On a single inspection months ago, he might find several cars improperly parked, especially around the Fifth Street stretch of the line. Since May 6, when the public began boarding the streetcars, he has hardly spotted any vehicles in violation.
“It’s a night-and-day difference,” he said.
Capt. Daniel Gates of the Kansas City Police Department said “tickets and tows” are helping get the message across one parking violator at a time. One fine in the $150 to $200 range can change a motorist’s behavior for good, he said.
“In general, everyone’s trying to do the right thing,” Gates said.
Enthusiasm among riders is surprising everybody. Expected over time to carry about 2,700 daily riders, the downtown line to date has averaged a daily ridership of about 4,600 and a weekend ridership of 9,100.
Some 25,000 boarded during the Memorial Day weekend.
The Streetcar Authority’s Twitter page, @kcstreetcar, has more than 9,000 followers. Through Twitter and the authority’s website, many have posted suggestions for improving the system.
Several recommended that a streetcar app be developed, enabling mobile users to track movement along the route. Many others wanted specific arrival times posted and updated at stations. Mandelbaum said the authority is working on delivering both.
Less easy to address are motorists’ frustrations when stuck in the middle of an intersection behind an unloading streetcar and the traffic light changes from green to red.
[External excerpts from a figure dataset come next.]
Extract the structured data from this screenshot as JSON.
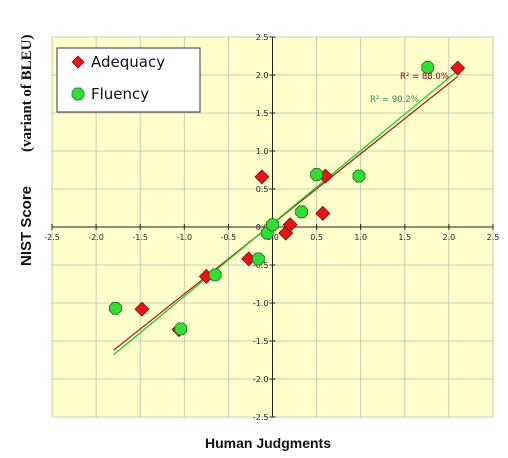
{
  "chart_data": {
    "type": "scatter",
    "title": "",
    "xlabel": "Human Judgments",
    "ylabel": "NIST Score",
    "ylabel_sub": "(variant of BLEU)",
    "xlim": [
      -2.5,
      2.5
    ],
    "ylim": [
      -2.5,
      2.5
    ],
    "x_ticks": [
      -2.5,
      -2.0,
      -1.5,
      -1.0,
      -0.5,
      0.0,
      0.5,
      1.0,
      1.5,
      2.0,
      2.5
    ],
    "y_ticks": [
      -2.5,
      -2.0,
      -1.5,
      -1.0,
      -0.5,
      0.0,
      0.5,
      1.0,
      1.5,
      2.0,
      2.5
    ],
    "x_tick_labels": [
      "-2.5",
      "-2.0",
      "-1.5",
      "-1.0",
      "-0.5",
      "0.0",
      "0.5",
      "1.0",
      "1.5",
      "2.0",
      "2.5"
    ],
    "y_tick_labels": [
      "-2.5",
      "-2.0",
      "-1.5",
      "-1.0",
      "-0.5",
      "0.0",
      "0.5",
      "1.0",
      "1.5",
      "2.0",
      "2.5"
    ],
    "grid": true,
    "legend_position": "top-left",
    "series": [
      {
        "name": "Adequacy",
        "marker": "diamond",
        "color": "#e8141c",
        "points": [
          {
            "x": -1.48,
            "y": -1.08
          },
          {
            "x": -1.06,
            "y": -1.35
          },
          {
            "x": -0.75,
            "y": -0.65
          },
          {
            "x": -0.27,
            "y": -0.42
          },
          {
            "x": -0.12,
            "y": 0.66
          },
          {
            "x": 0.15,
            "y": -0.08
          },
          {
            "x": 0.2,
            "y": 0.03
          },
          {
            "x": 0.57,
            "y": 0.18
          },
          {
            "x": 0.6,
            "y": 0.67
          },
          {
            "x": 2.1,
            "y": 2.09
          }
        ],
        "trendline": {
          "x": [
            -1.8,
            2.1
          ],
          "y": [
            -1.62,
            1.98
          ]
        },
        "r2_label": "R² = 88.0%",
        "r2_color": "#8b0000",
        "trend_color": "#b22222"
      },
      {
        "name": "Fluency",
        "marker": "octagon",
        "color": "#33dd33",
        "points": [
          {
            "x": -1.78,
            "y": -1.07
          },
          {
            "x": -1.04,
            "y": -1.34
          },
          {
            "x": -0.65,
            "y": -0.63
          },
          {
            "x": -0.16,
            "y": -0.42
          },
          {
            "x": -0.06,
            "y": -0.08
          },
          {
            "x": 0.0,
            "y": 0.03
          },
          {
            "x": 0.33,
            "y": 0.2
          },
          {
            "x": 0.5,
            "y": 0.69
          },
          {
            "x": 0.98,
            "y": 0.67
          },
          {
            "x": 1.76,
            "y": 2.1
          }
        ],
        "trendline": {
          "x": [
            -1.8,
            2.1
          ],
          "y": [
            -1.68,
            2.06
          ]
        },
        "r2_label": "R² = 90.2%",
        "r2_color": "#2e8b57",
        "trend_color": "#22cc22"
      }
    ],
    "colors": {
      "plot_background": "#ffffcc",
      "grid": "#bdbdb0",
      "axis": "#222222"
    }
  }
}
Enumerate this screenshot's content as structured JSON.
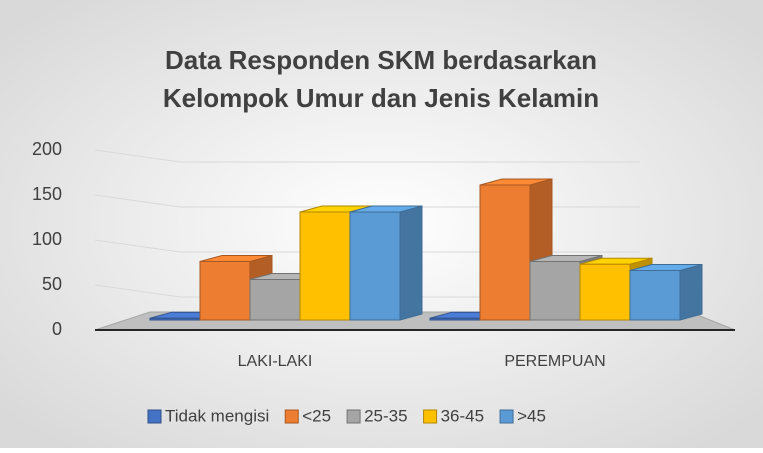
{
  "chart_data": {
    "type": "bar3d",
    "title": [
      "Data Responden SKM berdasarkan",
      "Kelompok Umur dan Jenis Kelamin"
    ],
    "categories": [
      "LAKI-LAKI",
      "PEREMPUAN"
    ],
    "series": [
      {
        "name": "Tidak mengisi",
        "color": "#4472c4",
        "values": [
          2,
          2
        ]
      },
      {
        "name": "<25",
        "color": "#ed7d31",
        "values": [
          65,
          150
        ]
      },
      {
        "name": "25-35",
        "color": "#a5a5a5",
        "values": [
          45,
          65
        ]
      },
      {
        "name": "36-45",
        "color": "#ffc000",
        "values": [
          120,
          62
        ]
      },
      {
        "name": ">45",
        "color": "#5b9bd5",
        "values": [
          120,
          55
        ]
      }
    ],
    "ylim": [
      0,
      200
    ],
    "yticks": [
      0,
      50,
      100,
      150,
      200
    ],
    "grid": true,
    "legend": "bottom"
  }
}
If they can’t back up, they have to stay put and rile the cross-traffic. Along much of the route, motorists are prohibited from passing around streetcars.
Bower of Portland Streetcar said people who work and live along a new line tend to be quick to adapt. For them, “the learning doesn’t take six months, more like a couple of weeks.” He said Kansas Citians might take a bit longer to adjust because they have little experience maneuvering around rail transit.
Tourists, infrequent visitors and new residents are always more apt to create tie-ups, get into accidents with streetcars and be unaware of parking requirements, Bower said.
And even regulars can be slow to get with the program. Just outside Bower’s office in Portland, the 15-year-old streetcar system continues to be interrupted most days by delivery trucks blocking the tracks.
Customers at a nearby liquor store, who think they’ll be in and out in a minute, have yet to learn that parking on the rail line is a mistake.
And dogs? Unless you’re a service animal, don’t even think about boarding.